This story was originally published by ProPublica.
The Family Research Council (FRC), a staunch opponent of abortion and LGBTQ rights, joins a growing list of activist groups seeking church status, which allows organizations to shield themselves from financial scrutiny.
The Family Research Council’s
multimillion-dollar headquarters sit on G Street in Washington, D.C., just steps from the U.S. Capitol and the White House, a spot ideally situated for its work as a right-wing policy think tank and political pressure group.
From its perch at the heart of the nation’s capital, the FRC has pushed for legislation banning gender-affirming surgery; filed amicus briefs supporting the overturning of Roe v. Wade; and advocated for religious exemptions to civil rights laws. Its longtime head, a former state lawmaker and ordained minister named Tony Perkins, claims credit
for pushing the Republican platform rightward over the past two decades.

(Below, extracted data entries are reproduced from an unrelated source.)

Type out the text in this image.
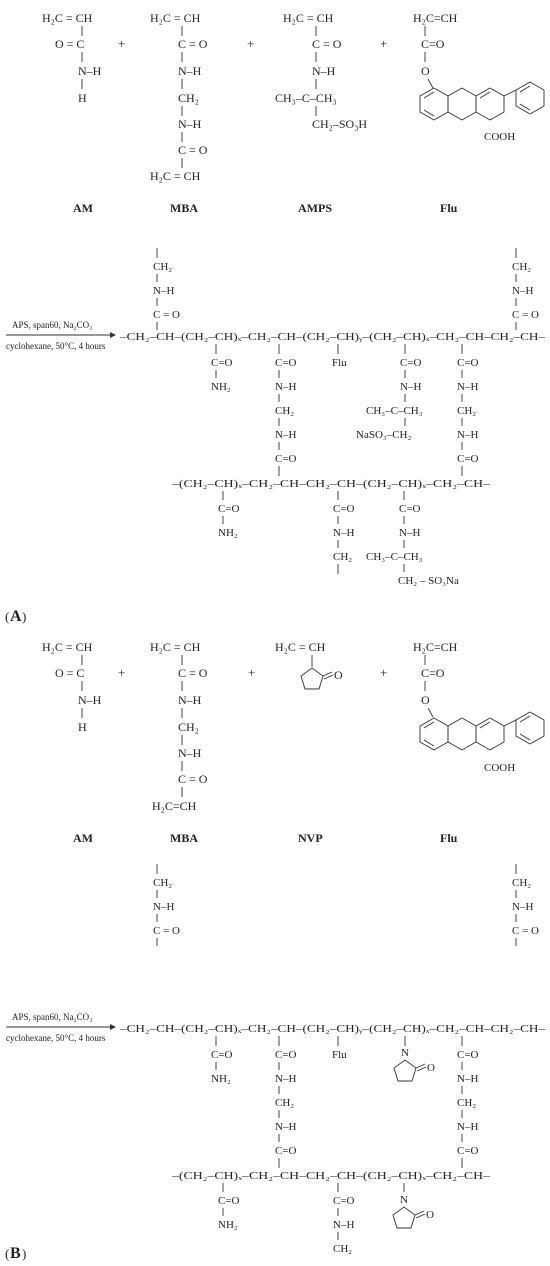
H₂C = CH
O = C
N–H
H
AM
+
H₂C = CH
C = O
N–H
CH₂
N–H
C = O
H₂C = CH
MBA
+
H₂C = CH
C = O
N–H
CH₃–C–CH₃
CH₂–SO₃H
AMPS
+
H₂C=CH
C=O
O
COOH
Flu
APS, span60, Na₂CO₃
cyclohexane, 50°C, 4 hours
CH₂
N–H
C = O
CH₂
N–H
C = O
–CH₂–CH–(CH₂–CH)ₓ–CH₂–CH–(CH₂–CH)ᵧ–(CH₂–CH)ₓ–CH₂–CH–CH₂–CH–
C=O
NH₂
C=O
N–H
CH₂
N–H
C=O
Flu	C=O
N–H
CH₃–C–CH₃
NaSO₃–CH₂
C=O
N–H
CH₂
N–H
C=O
–(CH₂–CH)ₓ–CH₂–CH–CH₂–CH–(CH₂–CH)ₓ–CH₂–CH–
C=O
NH₂
C=O
N–H
CH₂
C=O
N–H
CH₃–C–CH₃
CH₂ – SO₃Na
( A )
H₂C = CH
O = C
N–H
H
AM
+
H₂C = CH
C = O
N–H
CH₂
N–H
C = O
H₂C=CH
MBA
+
H₂C = CH
O
NVP
+
H₂C=CH
C=O
O
COOH
Flu
APS, span60, Na₂CO₃
cyclohexane, 50°C, 4 hours
CH₂
N–H
C = O
CH₂
N–H
C = O
–CH₂–CH–(CH₂–CH)ₓ–CH₂–CH–(CH₂–CH)ᵧ–(CH₂–CH)ₓ–CH₂–CH–CH₂–CH–
C=O
NH₂
C=O
N–H
CH₂
N–H
C=O
Flu	N
O
C=O
N–H
CH₂
N–H
C=O
–(CH₂–CH)ₓ–CH₂–CH–CH₂–CH–(CH₂–CH)ₓ–CH₂–CH–
C=O
NH₂
C=O
N–H
CH₂
N
O
( B )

What is the FRC? Its website sums up the answer to this question in 63 words: “A nonprofit research and educational organization dedicated to articulating and advancing a family-centered philosophy of public life. In addition to providing policy research and analysis for the legislative, executive, and judicial branches of the federal government, FRC seeks to inform the news media, the academic community, business leaders, and the general public about family issues that affect the nation from a biblical worldview.”

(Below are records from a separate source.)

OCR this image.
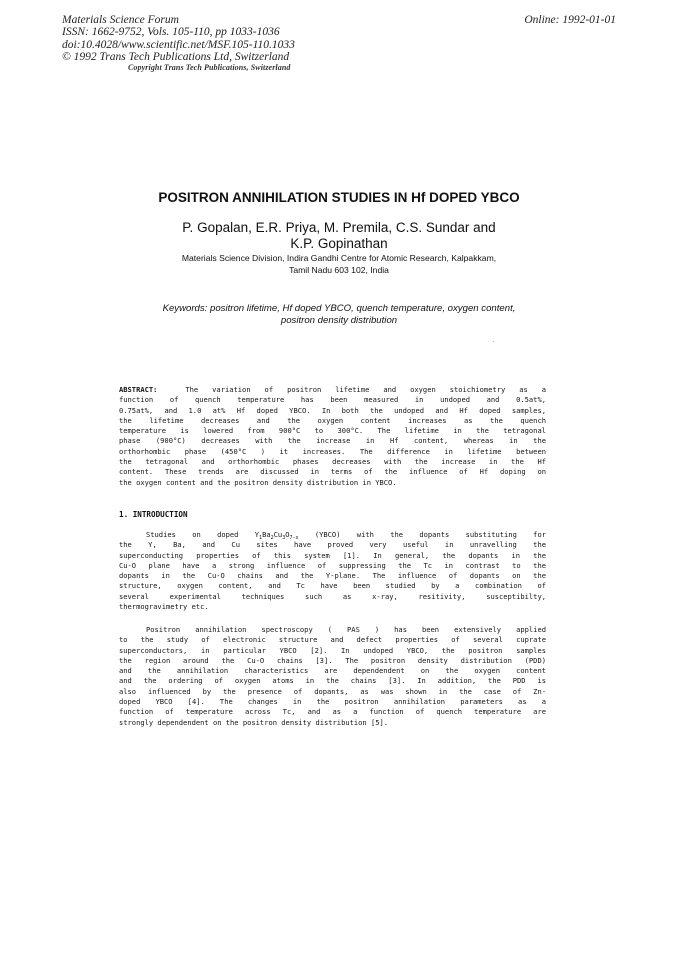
Materials Science Forum
ISSN: 1662-9752, Vols. 105-110, pp 1033-1036
doi:10.4028/www.scientific.net/MSF.105-110.1033
© 1992 Trans Tech Publications Ltd, Switzerland
Online: 1992-01-01
Copyright Trans Tech Publications, Switzerland
POSITRON ANNIHILATION STUDIES IN Hf DOPED YBCO
P. Gopalan, E.R. Priya, M. Premila, C.S. Sundar and
K.P. Gopinathan
Materials Science Division, Indira Gandhi Centre for Atomic Research, Kalpakkam,
Tamil Nadu 603 102, India
Keywords: positron lifetime, Hf doped YBCO, quench temperature, oxygen content,
positron density distribution
ABSTRACT:	The variation of positron lifetime and oxygen stoichiometry as a
function of quench temperature has been measured in undoped and 0.5at%,
0.75at%, and 1.0 at% Hf doped YBCO. In both the undoped and Hf doped samples,
the lifetime decreases and the oxygen content increases as the quench
temperature is lowered from 900°C to 300°C. The lifetime in the tetragonal
phase (900°C) decreases with the increase in Hf content, whereas in the
orthorhombic phase (450°C ) it increases. The difference in lifetime between
the tetragonal and orthorhombic phases decreases with the increase in the Hf
content. These trends are discussed in terms of the influence of Hf doping on
the oxygen content and the positron density distribution in YBCO.
1. INTRODUCTION
Studies on doped $Y_1Ba_2Cu_3O_{7-x}$ (YBCO) with the dopants substituting for
the Y, Ba, and Cu sites have proved very useful in unravelling the
superconducting properties of this system [1]. In general, the dopants in the
Cu-O plane have a strong influence of suppressing the Tc in contrast to the
dopants in the Cu-O chains and the Y-plane. The influence of dopants on the
structure, oxygen content, and Tc have been studied by a combination of
several experimental techniques such as x-ray, resitivity, susceptibilty,
thermogravimetry etc.
Positron annihilation spectroscopy ( PAS ) has been extensively applied
to the study of electronic structure and defect properties of several cuprate
superconductors, in particular YBCO [2]. In undoped YBCO, the positron samples
the region around the Cu-O chains [3]. The positron density distribution (PDD)
and the annihilation characteristics are dependendent on the oxygen content
and the ordering of oxygen atoms in the chains [3]. In addition, the PDD is
also influenced by the presence of dopants, as was shown in the case of Zn-
doped YBCO [4]. The changes in the positron annihilation parameters as a
function of temperature across Tc, and as a function of quench temperature are
strongly dependendent on the positron density distribution [5].
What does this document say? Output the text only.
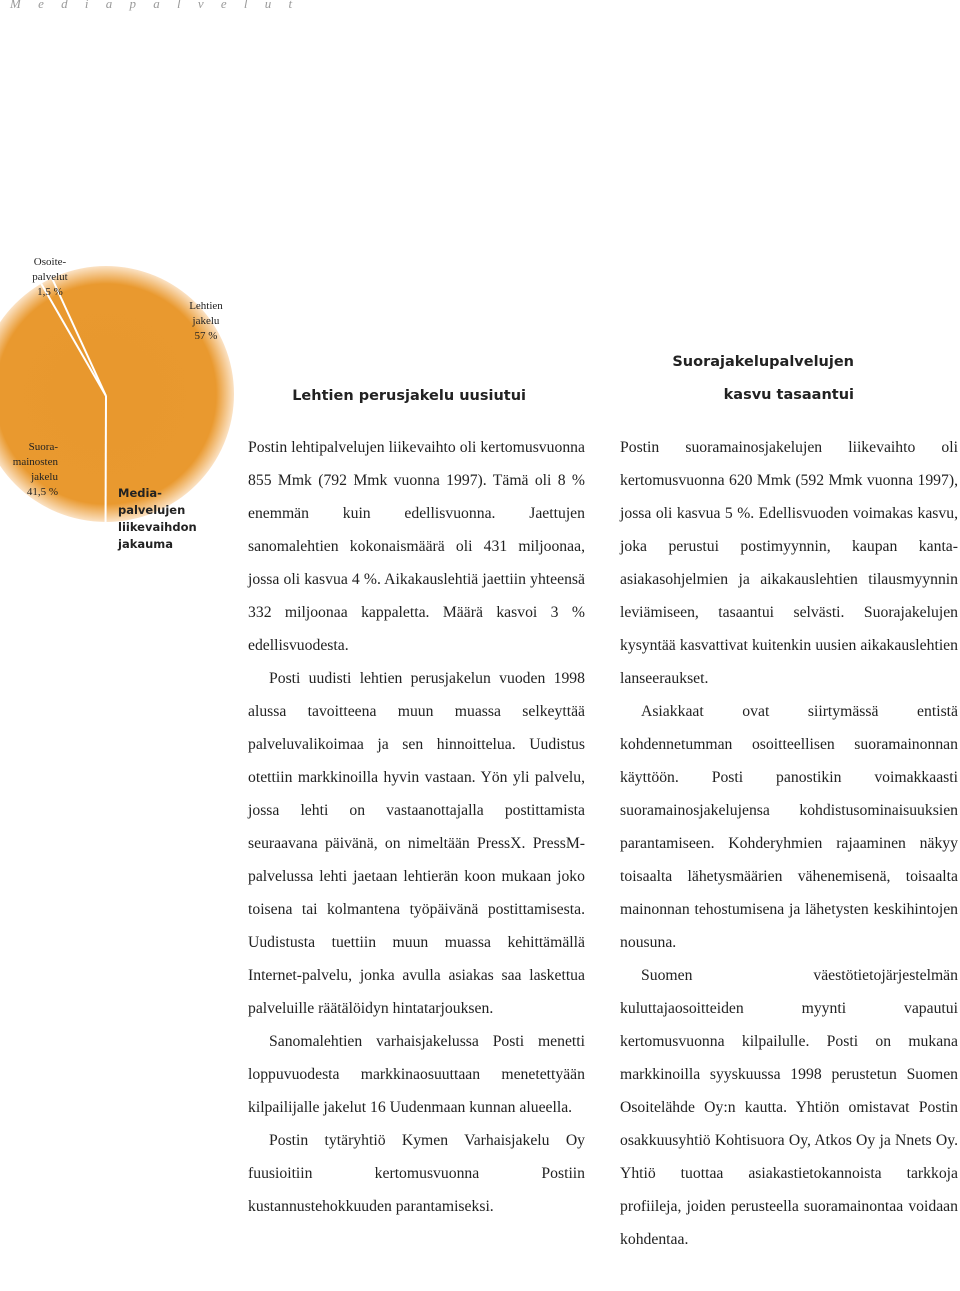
M e d i a p a l v e l u t
Osoite-
palvelut
1,5 %
Lehtien
jakelu
57 %
Suora-
mainosten
jakelu
41,5 %	Media-
palvelujen
liikevaihdon
jakauma
Lehtien perusjakelu uusiutui
Suorajakelupalvelujen
kasvu tasaantui

Postin lehtipalvelujen liikevaihto oli kertomusvuonna 855 Mmk (792 Mmk vuonna 1997). Tämä oli 8 % enemmän kuin edellisvuonna. Jaettujen sanomalehtien kokonaismäärä oli 431 miljoonaa, jossa oli kasvua 4 %. Aikakauslehtiä jaettiin yhteensä 332 miljoonaa kappaletta. Määrä kasvoi 3 % edellisvuodesta.

Posti uudisti lehtien perusjakelun vuoden 1998 alussa tavoitteena muun muassa selkeyttää palveluvalikoimaa ja sen hinnoittelua. Uudistus otettiin markkinoilla hyvin vastaan. Yön yli palvelu, jossa lehti on vastaanottajalla postittamista seuraavana päivänä, on nimeltään PressX. PressM-palvelussa lehti jaetaan lehtierän koon mukaan joko toisena tai kolmantena työpäivänä postittamisesta. Uudistusta tuettiin muun muassa kehittämällä Internet-palvelu, jonka avulla asiakas saa laskettua palveluille räätälöidyn hintatarjouksen.

Sanomalehtien varhaisjakelussa Posti menetti loppuvuodesta markkinaosuuttaan menetettyään kilpailijalle jakelut 16 Uudenmaan kunnan alueella.

Postin tytäryhtiö Kymen Varhaisjakelu Oy fuusioitiin kertomusvuonna Postiin kustannustehokkuuden parantamiseksi.

Postin suoramainosjakelujen liikevaihto oli kertomusvuonna 620 Mmk (592 Mmk vuonna 1997), jossa oli kasvua 5 %. Edellisvuoden voimakas kasvu, joka perustui postimyynnin, kaupan kanta-asiakasohjelmien ja aikakauslehtien tilausmyynnin leviämiseen, tasaantui selvästi. Suorajakelujen kysyntää kasvattivat kuitenkin uusien aikakauslehtien lanseeraukset.

Asiakkaat ovat siirtymässä entistä kohdennetumman osoitteellisen suoramainonnan käyttöön. Posti panostikin voimakkaasti suoramainosjakelujensa kohdistusominaisuuksien parantamiseen. Kohderyhmien rajaaminen näkyy toisaalta lähetysmäärien vähenemisenä, toisaalta mainonnan tehostumisena ja lähetysten keskihintojen nousuna.

Suomen väestötietojärjestelmän kuluttajaosoitteiden myynti vapautui kertomusvuonna kilpailulle. Posti on mukana markkinoilla syyskuussa 1998 perustetun Suomen Osoitelähde Oy:n kautta. Yhtiön omistavat Postin osakkuusyhtiö Kohtisuora Oy, Atkos Oy ja Nnets Oy. Yhtiö tuottaa asiakastietokannoista tarkkoja profiileja, joiden perusteella suoramainontaa voidaan kohdentaa.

In the eyes of the Internal Revenue Service, though, it is also a church, with Perkins as its religious leader.
According to documents obtained via the Freedom of Information Act
and given to ProPublica, the FRC filed an application to change its status to an “association of churches,” a designation commonly used by groups with member churches like the Southern Baptist Convention, in March 2020. The agency approved the change a few months later.

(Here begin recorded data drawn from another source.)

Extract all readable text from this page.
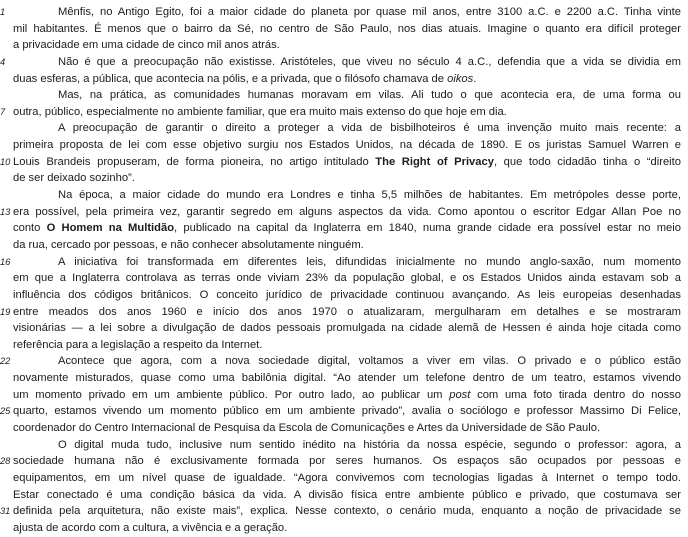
1	Mênfis, no Antigo Egito, foi a maior cidade do planeta por quase mil anos, entre 3100 a.C. e 2200 a.C. Tinha vinte
mil habitantes. É menos que o bairro da Sé, no centro de São Paulo, nos dias atuais. Imagine o quanto era difícil proteger
a privacidade em uma cidade de cinco mil anos atrás.
4	Não é que a preocupação não existisse. Aristóteles, que viveu no século 4 a.C., defendia que a vida se dividia em
duas esferas, a pública, que acontecia na pólis, e a privada, que o filósofo chamava de oikos.
Mas, na prática, as comunidades humanas moravam em vilas. Ali tudo o que acontecia era, de uma forma ou
7 outra, público, especialmente no ambiente familiar, que era muito mais extenso do que hoje em dia.
A preocupação de garantir o direito a proteger a vida de bisbilhoteiros é uma invenção muito mais recente: a
primeira proposta de lei com esse objetivo surgiu nos Estados Unidos, na década de 1890. E os juristas Samuel Warren e
10 Louis Brandeis propuseram, de forma pioneira, no artigo intitulado The Right of Privacy, que todo cidadão tinha o “direito
de ser deixado sozinho”.
Na época, a maior cidade do mundo era Londres e tinha 5,5 milhões de habitantes. Em metrópoles desse porte,
13 era possível, pela primeira vez, garantir segredo em alguns aspectos da vida. Como apontou o escritor Edgar Allan Poe no
conto O Homem na Multidão, publicado na capital da Inglaterra em 1840, numa grande cidade era possível estar no meio
da rua, cercado por pessoas, e não conhecer absolutamente ninguém.
16	A iniciativa foi transformada em diferentes leis, difundidas inicialmente no mundo anglo-saxão, num momento
em que a Inglaterra controlava as terras onde viviam 23% da população global, e os Estados Unidos ainda estavam sob a
influência dos códigos britânicos. O conceito jurídico de privacidade continuou avançando. As leis europeias desenhadas
19 entre meados dos anos 1960 e início dos anos 1970 o atualizaram, mergulharam em detalhes e se mostraram
visionárias — a lei sobre a divulgação de dados pessoais promulgada na cidade alemã de Hessen é ainda hoje citada como
referência para a legislação a respeito da Internet.
22	Acontece que agora, com a nova sociedade digital, voltamos a viver em vilas. O privado e o público estão
novamente misturados, quase como uma babilônia digital. “Ao atender um telefone dentro de um teatro, estamos vivendo
um momento privado em um ambiente público. Por outro lado, ao publicar um post com uma foto tirada dentro do nosso
25 quarto, estamos vivendo um momento público em um ambiente privado”, avalia o sociólogo e professor Massimo Di Felice,
coordenador do Centro Internacional de Pesquisa da Escola de Comunicações e Artes da Universidade de São Paulo.
O digital muda tudo, inclusive num sentido inédito na história da nossa espécie, segundo o professor: agora, a
28 sociedade humana não é exclusivamente formada por seres humanos. Os espaços são ocupados por pessoas e
equipamentos, em um nível quase de igualdade. “Agora convivemos com tecnologias ligadas à Internet o tempo todo.
Estar conectado é uma condição básica da vida. A divisão física entre ambiente público e privado, que costumava ser
31 definida pela arquitetura, não existe mais”, explica. Nesse contexto, o cenário muda, enquanto a noção de privacidade se
ajusta de acordo com a cultura, a vivência e a geração.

The FRC is one of a growing list of activist groups
to seek church status, a designation that comes with the ability for an organization to shield itself from financial scrutiny. Once the IRS blessed it as an association of churches, the FRC was no longer required to file a public tax return, known as a Form 990, revealing key staffer salaries, the names of board members and related organizations, large payments to independent contractors and grants the organization has made. Unlike with other charities, IRS investigators can’t initiate an audit on a church unless a high-level Treasury Department official has approved the investigation.
The FRC declined to make officials available for an interview or answer any questions for this story. Its former parent organization, Focus on the Family
, changed its designation to become a church in 2016. In a statement, the organization said it made the switch largely out of concern for donor privacy, noting that many groups like it have made the same change. Many of them claim they operated in practice as churches or associations of churches all along.
Warren Cole Smith, president of the Christian transparency watchdog MinistryWatch, said he believes groups like these are seeking church status with the IRS for the protections it confers.
“I don’t believe that a lot of the organizations that have filed for the church exemption are in fact churches,” he said. “And I don’t think that they think that they are in fact churches.”
The IRS uses a list of 14 characteristics
to determine if an organization is a church or an association of churches, though it notes that organizations need not meet all the specifications. The Family Research Council answered in the affirmative for 11 of those points, saying that it has an array of “partner churches” with a shared mission: “to hold all life as sacred, to see families flourish, and to promote religious freedom.” The group says there is no set process for a church to become one of the partners that make up its association, but it says partners (and the FRC’s employees) must affirm a statement of faith to do so. It claims there are nearly 40,000 churches in its association, made up of different creeds and beliefs — saying that this models the pattern of the “first Christian churches described in the New Testament of the Bible.”